The Pastor's Pen

Fruitful Discipleship - by Cole Daum


In the beginning of April, New Life Church started our Discipleship Training Classes. We had hoped more people would take advantage of these training classes, but were pleased with the number that did attend. The first lesson that we looked at together was the lesson on Discipleship. We learned that the church should be focused on individual discipleship which helps each person mature so they can be equiped to make other disciples.

The church is the body of Christ, who is the head (Eph. 4:15-16). The body grows and is built up “when each part is working properly” (Eph. 4:16b). It seems that focusing on “each part” is the biblical way for arriving at a healthy church. The challenge is, how then, does the church focus on “each part”? In their book “Discipleshift - Five Steps That Help Your Church to Make Disciples Who Make Disciples”, Putman and Harrington explain: 

“Jesus not only told us to make disciples but also gave us a model to follow in doing so. I believe that most Christians have divorced the teachings of Jesus from the methods of Jesus, and yet they expect the results of Jesus. I believe his methods are just as divine as his teachings. He showed us that the fundamental methodology in making disciples is relationships grounded in truth and love. Jesus is the greatest disciple maker in history, and his way works. Discipleship is the emphasis. Relationships are the method. Jesus invited people into relationship with himself; he loved them and in the process showed them how to follow God. His primary method was life-on-life.”[1]

The emphasis and culture we are trying to create at New Life Church is life-on-life discipleship so that “each part” is maturing and contributing to the overall health of the church. Focusing on the “micro” takes care of the “macro.”

The question then is, how can any pastor, including Pastor Gareth focus on each individual? The scripture tells us in Ephesians 4:11, that the role of the pastor is to “equip the saints for the work of ministry.” It’s not just the pastor who is responsible to make disciples; it’s every member of the church. The saints do the work of ministry that the leadership has equipped them to do! Putman and Harrington describe the role of pastors when they say, “It involves releasing the ministry and gifts of all believers. It’s about creating a place where everybody learns to be a minister by growing, serving, and making disciples themselves.”[2] Klyne Snodgrass in the NIV Application Commentary on Ephesians, agrees, “Ministry is the only profession that retains nothing to itself, gives away all its knowledge free, and invites those served to do the same work.”[3] Using the metaphor of a sports team, the pastor should be less like the star athlete and more like the empowering coach.

The role of the saints is then to receive training and put that training to use in the ministry. Ephesians 4:11-16 includes several words or phrases which communicate a process: “equip”, “building up”, “until we all attain” and “no longer be children” are all describing a progression. This is the process of discipleship which everyone in the church should be involved in so that “each part” is advancing toward a mature disciple who will make other disciples. The saints are to engage in the training which prepares them for ministry and then actually engage in ministry. There is no designation in the church for spectators or those who are in a perpetual state of learning deeper things when there has been no application of the first things learned.

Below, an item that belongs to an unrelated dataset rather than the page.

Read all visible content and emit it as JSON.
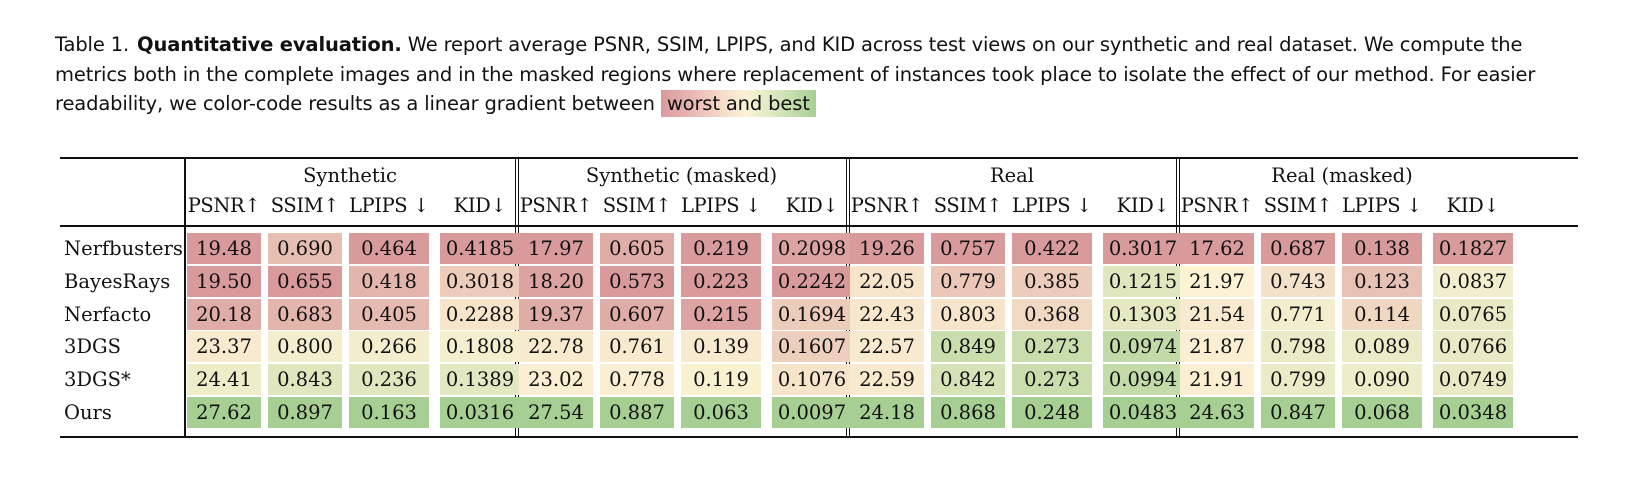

As the leadership of New Life Church, we do not want to be guilty of creating an environment in which a person can be comfortable in a dormant state where increased learning does not result in increased service. Jesus told us the best way to glorify His Father, is by bearing fruit and so prove to be His disciples (John 15:8). Our hope and prayer is that every member of New Life Church would not only agree, but commit themselves to making disciples based on relationships grounded in truth and love, following the example Jesus set before us, for His glory and our spiritual health and joy.





[1] Jim Putman, Bobby Harrington, and Robert E. Coleman, DiscipleShift: Five Steps That Help Your Church to Make Disciples Who Make Disciples (Grand Rapids: Zondervan, 2013), 33.

[2] Ibid., 114.

[3] Klyne Snodgrass, Ephesians, The NIV Application Commentary (Grand Rapids, MI: Zondervan, 1996), 224.